Friday, December 27th, 2019

A two-judge majority finds a 17-year sentence “shockingly low”

Mincing no words, Judge Cabranes, writing for a two-judge majority, proclaimed today that a 17-year sentence was so “shockingly low [ ] that, if upheld, [it] would damage the administration of justice in our country.” Judge Hall, however, disagreed, saying that, “I fear the majority would prefer to substitute its sentencing preferences for that of the District Court.” Hall, who dissented in part and concurred in part, did not find the sentence shockingly low, and noted that the district court could give a similar sentence on remand. The decision is available here.

No surprise that these strong judicial reactions come in the context of a terrorism case. In brief: Fareed Mumuni, who was only 21 years old, pleaded guilty to an indictment charging him with, most seriously, conspiring to provide material support to ISIS and attempting to murder a federal agent. After considering numerous aggravating and mitigating factors, including Mr. Mumuni’s youth, his lack of any criminal record, and the fact that no one was hurt, Judge Brodie sentenced him to 17 years of incarceration.

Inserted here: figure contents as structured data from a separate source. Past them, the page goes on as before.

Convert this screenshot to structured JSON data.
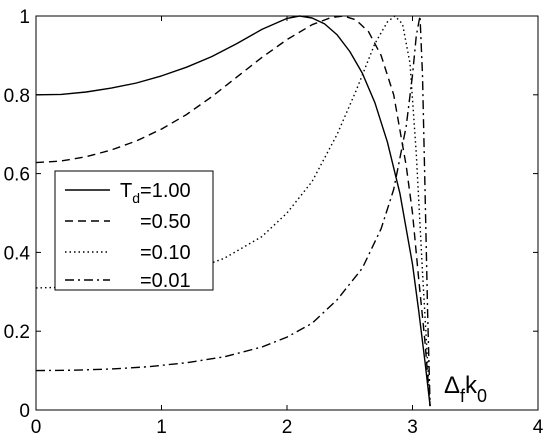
{
  "chart_data": {
    "type": "line",
    "title": "",
    "xlabel_base": "Δ",
    "xlabel_sub1": "f",
    "xlabel_mid": "k",
    "xlabel_sub2": "0",
    "ylabel": "",
    "xlim": [
      0,
      4
    ],
    "ylim": [
      0,
      1
    ],
    "xticks": [
      "0",
      "1",
      "2",
      "3",
      "4"
    ],
    "yticks": [
      "0",
      "0.2",
      "0.4",
      "0.6",
      "0.8",
      "1"
    ],
    "grid": false,
    "legend_position": "center-left",
    "legend": {
      "first_prefix": "T",
      "first_sub": "d",
      "first_value": "=1.00",
      "others": [
        "=0.50",
        "=0.10",
        "=0.01"
      ]
    },
    "series": [
      {
        "name": "T_d=1.00",
        "style": "solid",
        "x": [
          0,
          0.2,
          0.4,
          0.6,
          0.8,
          1.0,
          1.2,
          1.4,
          1.6,
          1.8,
          2.0,
          2.1,
          2.2,
          2.3,
          2.4,
          2.5,
          2.6,
          2.7,
          2.8,
          2.9,
          3.0,
          3.05,
          3.1,
          3.14
        ],
        "y": [
          0.8,
          0.801,
          0.807,
          0.817,
          0.83,
          0.848,
          0.87,
          0.897,
          0.93,
          0.966,
          0.994,
          1.0,
          0.995,
          0.98,
          0.952,
          0.91,
          0.855,
          0.78,
          0.68,
          0.55,
          0.37,
          0.25,
          0.12,
          0.01
        ]
      },
      {
        "name": "=0.50",
        "style": "dashed",
        "x": [
          0,
          0.2,
          0.4,
          0.6,
          0.8,
          1.0,
          1.2,
          1.4,
          1.6,
          1.8,
          2.0,
          2.2,
          2.35,
          2.45,
          2.55,
          2.65,
          2.75,
          2.85,
          2.95,
          3.0,
          3.05,
          3.1,
          3.14
        ],
        "y": [
          0.628,
          0.632,
          0.643,
          0.66,
          0.683,
          0.713,
          0.75,
          0.795,
          0.845,
          0.895,
          0.94,
          0.978,
          0.996,
          1.0,
          0.99,
          0.96,
          0.9,
          0.8,
          0.62,
          0.5,
          0.33,
          0.17,
          0.01
        ]
      },
      {
        "name": "=0.10",
        "style": "dotted",
        "x": [
          0,
          0.3,
          0.6,
          0.9,
          1.2,
          1.5,
          1.8,
          2.0,
          2.2,
          2.4,
          2.55,
          2.7,
          2.8,
          2.86,
          2.92,
          2.98,
          3.03,
          3.08,
          3.14
        ],
        "y": [
          0.31,
          0.312,
          0.318,
          0.33,
          0.35,
          0.385,
          0.44,
          0.5,
          0.58,
          0.7,
          0.81,
          0.93,
          0.985,
          1.0,
          0.98,
          0.88,
          0.65,
          0.35,
          0.01
        ]
      },
      {
        "name": "=0.01",
        "style": "dashdot",
        "x": [
          0,
          0.3,
          0.6,
          0.9,
          1.2,
          1.5,
          1.8,
          2.0,
          2.2,
          2.4,
          2.6,
          2.75,
          2.85,
          2.95,
          3.0,
          3.03,
          3.06,
          3.08,
          3.1,
          3.12,
          3.14
        ],
        "y": [
          0.1,
          0.101,
          0.104,
          0.11,
          0.12,
          0.135,
          0.16,
          0.185,
          0.22,
          0.28,
          0.36,
          0.46,
          0.56,
          0.72,
          0.85,
          0.95,
          1.0,
          0.85,
          0.55,
          0.25,
          0.01
        ]
      }
    ]
  }
}
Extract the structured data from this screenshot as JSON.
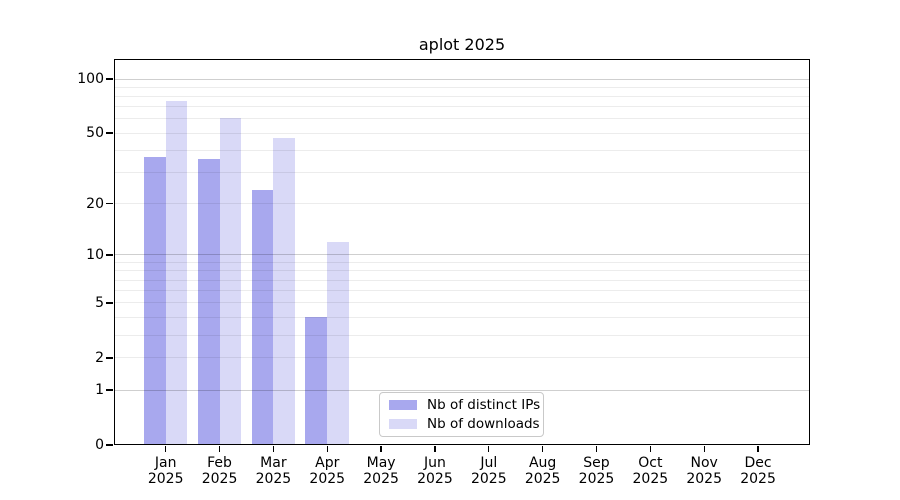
{
  "chart_data": {
    "type": "bar",
    "title": "aplot 2025",
    "months": [
      "Jan",
      "Feb",
      "Mar",
      "Apr",
      "May",
      "Jun",
      "Jul",
      "Aug",
      "Sep",
      "Oct",
      "Nov",
      "Dec"
    ],
    "year": "2025",
    "series": [
      {
        "name": "Nb of distinct IPs",
        "color": "#a8a8ee",
        "values": [
          37,
          36,
          24,
          4,
          null,
          null,
          null,
          null,
          null,
          null,
          null,
          null
        ]
      },
      {
        "name": "Nb of downloads",
        "color": "#d9d9f7",
        "values": [
          76,
          61,
          47,
          12,
          null,
          null,
          null,
          null,
          null,
          null,
          null,
          null
        ]
      }
    ],
    "y_ticks": [
      0,
      1,
      2,
      5,
      10,
      20,
      50,
      100
    ],
    "y_scale": "log(1+v)",
    "ylim": [
      0,
      129
    ],
    "grid": {
      "major_values": [
        1,
        10,
        100
      ],
      "minor_values": [
        2,
        3,
        4,
        5,
        6,
        7,
        8,
        9,
        20,
        30,
        40,
        50,
        60,
        70,
        80,
        90
      ]
    },
    "legend_position": "lower-center",
    "colors": {
      "major_grid": "rgba(0,0,0,0.19)",
      "minor_grid": "rgba(0,0,0,0.075)",
      "axis": "#000000"
    }
  }
}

In addition to the generally strong language used, the majority opinion is also notable for two more specific reasons that could come up in future cases. First, is the majority’s complete dismissal of the fact that Mr. Mumuni received no disciplinary infractions in 3 years of presentence detention. The majority wrote that “his compliance with institutional regulations has no bearing on the sentencing factors a district court must consider” as he did what was “plainly required of him – that is, behaving himself in prison.” (At the same time, had he “failed to abide by institutional regulations” that would “suggest a greater need” to protect the public and a reason to enhance his sentence. Left unexplained is why his good behavior wouldn’t suggest a lesser need to protect the public). In response, Judge Hall wrote that the district court used “exactly the type of individualized consideration to which we owe deference” and that the trial judge’s discretion to rely on the fullest information possible about a defendant’s life and characteristics is “essential” to selecting an “appropriate sentence.”

Second, is the majority’s assertion that “terrorism is different from other crimes” and that sentencing at the high end of the guideline range may “plainly be reasonable” even if conduct does not result in any injury. Judge Hall rebuts this too, saying that courts should not weigh mitigating factors differently in terrorism cases. He writes that “criminal cases are sui generis” and that each person has to be treated individually.